In a surprising twist to one of crypto’s most watched courtroom dramas, U.S. District Judge Arun Subramanian has overturned two fraud convictions against Avraham Eisenberg—the trader behind the $110 million Mango Markets exploit—on the grounds that prosecutors brought the case in the wrong jurisdiction.
Eisenberg had been convicted in April 2024 on charges of commodities fraud, market manipulation, and wire fraud. The case centered on his actions in October 2022, when he manipulated the price of Mango’s native token, MNGO, to inflate his collateral and withdraw substantial funds.
Ruling from the Southern District of New York, Judge Subramanian stated that there was no sufficient connection between Eisenberg’s alleged conduct and the state of New York. “He didn’t make trades in New York, contact anyone in New York, or physically travel there during the execution of his scheme,” the judge wrote. The court also found no credible evidence tying the Mango Markets platform itself to the jurisdiction. Eisenberg conducted his activities from Puerto Rico, and the connections to New York—such as a user in Poughkeepsie and a vendor in Manhattan—were deemed inadequate to establish proper venue.

Prosecutors had argued that Eisenberg’s use of an automated trading platform with operations in New York, along with a single user withdrawal attempt from a New York-based address, should establish venue. But the judge disagreed, emphasizing that such indirect links weren’t enough to try the case in New York, especially given that Eisenberg was operating from Puerto Rico during the exploit.
The ruling vacates Eisenberg’s first two convictions and marks a sharp procedural blow to federal prosecutors, who had touted the case as a landmark fraud prosecution in decentralized finance.
Wire Fraud Charge Also Dismissed on Legal Grounds
In addition to vacating two fraud convictions for lack of jurisdiction, Judge Arun Subramanian also dismissed a third charge—wire fraud—against Avraham Eisenberg, citing both legal insufficiency and improper venue. The decision represents a major turning point in the legal treatment of exploitative behavior on decentralized finance (DeFi) platforms.
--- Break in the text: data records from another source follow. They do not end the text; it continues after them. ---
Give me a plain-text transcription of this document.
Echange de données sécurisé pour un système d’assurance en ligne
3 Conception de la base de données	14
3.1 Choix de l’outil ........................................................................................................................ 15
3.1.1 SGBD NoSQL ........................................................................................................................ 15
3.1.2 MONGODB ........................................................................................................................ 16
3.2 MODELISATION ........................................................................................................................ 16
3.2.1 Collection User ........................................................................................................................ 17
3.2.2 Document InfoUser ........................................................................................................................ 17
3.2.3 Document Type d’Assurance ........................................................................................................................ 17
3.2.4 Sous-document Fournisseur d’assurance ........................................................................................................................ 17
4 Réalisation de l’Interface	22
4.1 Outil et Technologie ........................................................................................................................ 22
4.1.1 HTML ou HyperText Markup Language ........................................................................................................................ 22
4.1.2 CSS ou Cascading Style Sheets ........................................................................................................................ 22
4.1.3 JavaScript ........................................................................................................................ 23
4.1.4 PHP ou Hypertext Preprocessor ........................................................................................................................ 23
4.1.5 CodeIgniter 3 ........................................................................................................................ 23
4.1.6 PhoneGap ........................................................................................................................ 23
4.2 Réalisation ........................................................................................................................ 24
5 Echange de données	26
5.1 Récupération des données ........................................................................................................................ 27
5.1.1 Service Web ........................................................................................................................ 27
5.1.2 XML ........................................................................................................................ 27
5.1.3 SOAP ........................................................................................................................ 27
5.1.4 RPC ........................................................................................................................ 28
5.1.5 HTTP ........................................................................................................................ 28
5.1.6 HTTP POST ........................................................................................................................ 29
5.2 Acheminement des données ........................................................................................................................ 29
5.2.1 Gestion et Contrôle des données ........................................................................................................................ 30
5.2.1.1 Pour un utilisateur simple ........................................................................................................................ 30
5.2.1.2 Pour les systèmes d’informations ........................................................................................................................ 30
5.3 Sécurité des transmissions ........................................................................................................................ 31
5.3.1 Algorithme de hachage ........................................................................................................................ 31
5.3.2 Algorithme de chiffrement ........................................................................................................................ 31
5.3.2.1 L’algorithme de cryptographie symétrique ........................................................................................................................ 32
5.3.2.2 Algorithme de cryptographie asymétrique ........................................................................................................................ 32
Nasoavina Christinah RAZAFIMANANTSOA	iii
Eisenberg was accused of manipulating a price oracle to artificially inflate the value of his collateral before withdrawing millions from Mango Markets. While prosecutors framed it as deception, Eisenberg’s defense insisted it was simply a calculated trading move on a platform without established rules. Judge Subramanian appeared to agree, writing:
“On a platform with no rules, instructions, or prohibitions about borrowing, the government needed more to show that Eisenberg made an implicit misrepresentation by allowing the algorithm to measure the actual value of his collateral,” Judge Subramanian wrote.
While the Justice Department may still pursue a new case in a proper venue, Eisenberg’s attorney, Brian Klein, celebrated the ruling as a validation of their core argument.
“From the beginning, we said this case was fatally flawed,” Klein told Bloomberg.
Eisenberg still faces a four-year sentence for unrelated charges involving child sexual abuse material, a case that remains unaffected by the recent ruling.
Quick Facts
- Avraham Eisenberg’s convictions in the Mango Markets case were overturned due to improper venue and insufficient evidence of misrepresentation.
- The court highlighted the difficulty of applying traditional fraud laws to decentralized platforms like Mango Markets.
- The ruling could shape future regulatory approaches to DeFi and underscores the need for updated legal frameworks.
- Eisenberg still faces civil actions from the SEC and CFTC and is serving a separate sentence for unrelated charges.